Military Working To Restore Memories of Traumatic Brain Injury Victims Through An Implant

While millions of Americans will suffer a traumatic brain injury (TBI) this year, those serving in the military are at a greater risk than most of becoming the victim of such an injury. With more and more information surfacing regarding the serious ramifications these injuries can have on a soldier or veteran’s health, focus is beginning to shift to finding new and better ways to treat TBIs.
One way the military is looking to repair memory loss caused by a TBI is through a brain implant. According to an article from Newsweek, the device is known as the Restoring Active Memory (RAM) program and is under development by the U.S. Defense Advanced Research Projects Agency (DARPA).
The aim of the device is to restore both motor memories—those created out of repetitive actions or behaviors—and the thoughts of things that have happened in the past, which are known as declarative memories.
Researchers say the device works by stimulating the prefrontal cortex of the brain.
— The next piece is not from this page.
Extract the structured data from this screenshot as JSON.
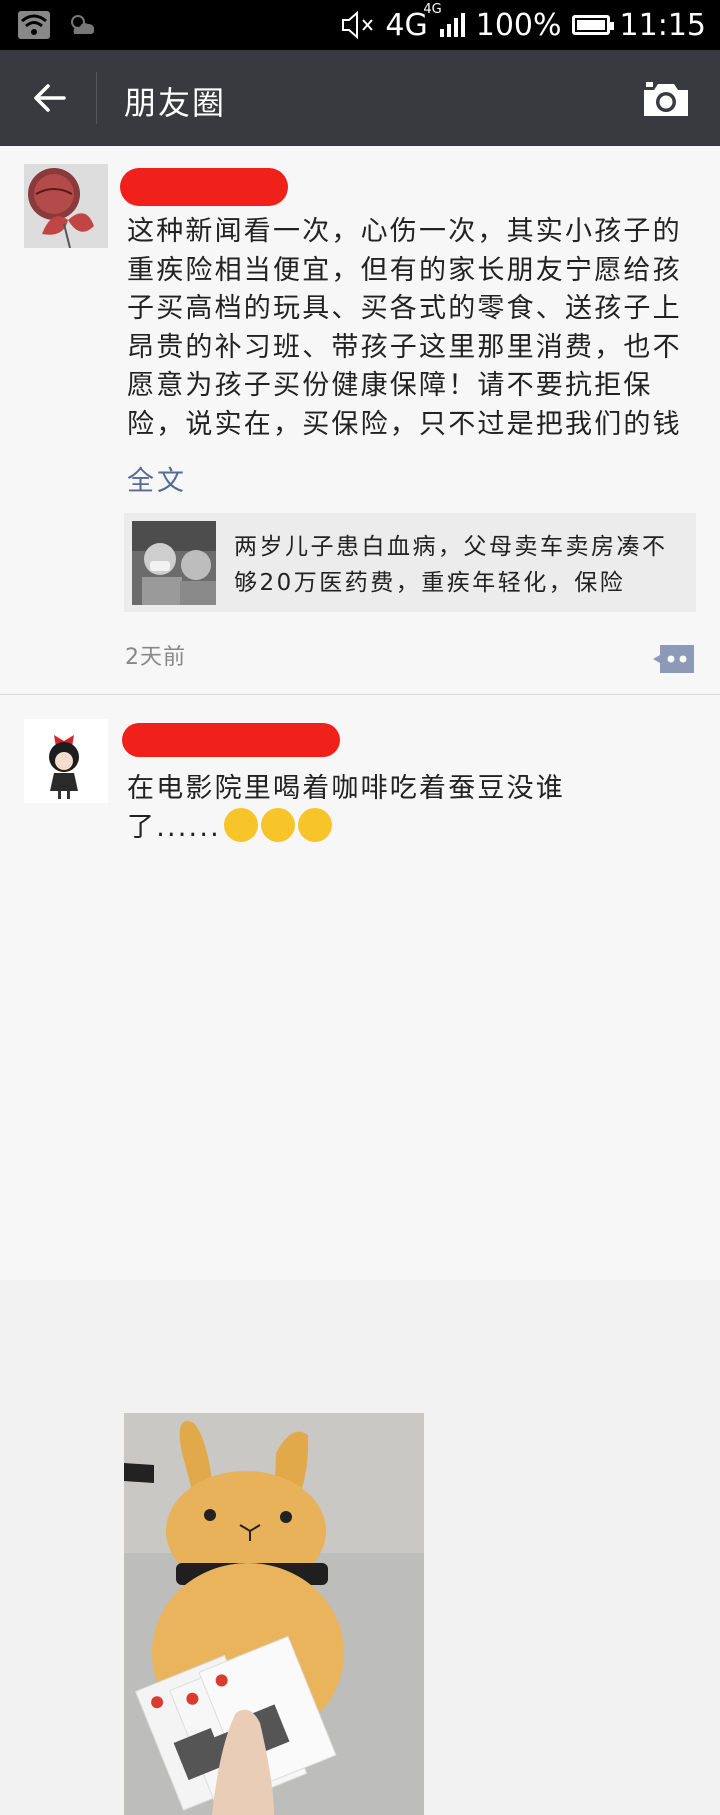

This can bridge damaged gaps between that section of the organ and the hippocampus where memories are created.
Ethical issues may hinder development of the device though, as it would also be capable of erasing or inserting memories into the mind of a soldier.
At Cofman Townsley Injury Lawyers, our team of St. Louis personal injury lawyers have seen the devastating results a TBI can have on its victim and we are anxious to see how this piece of technology is developed over time.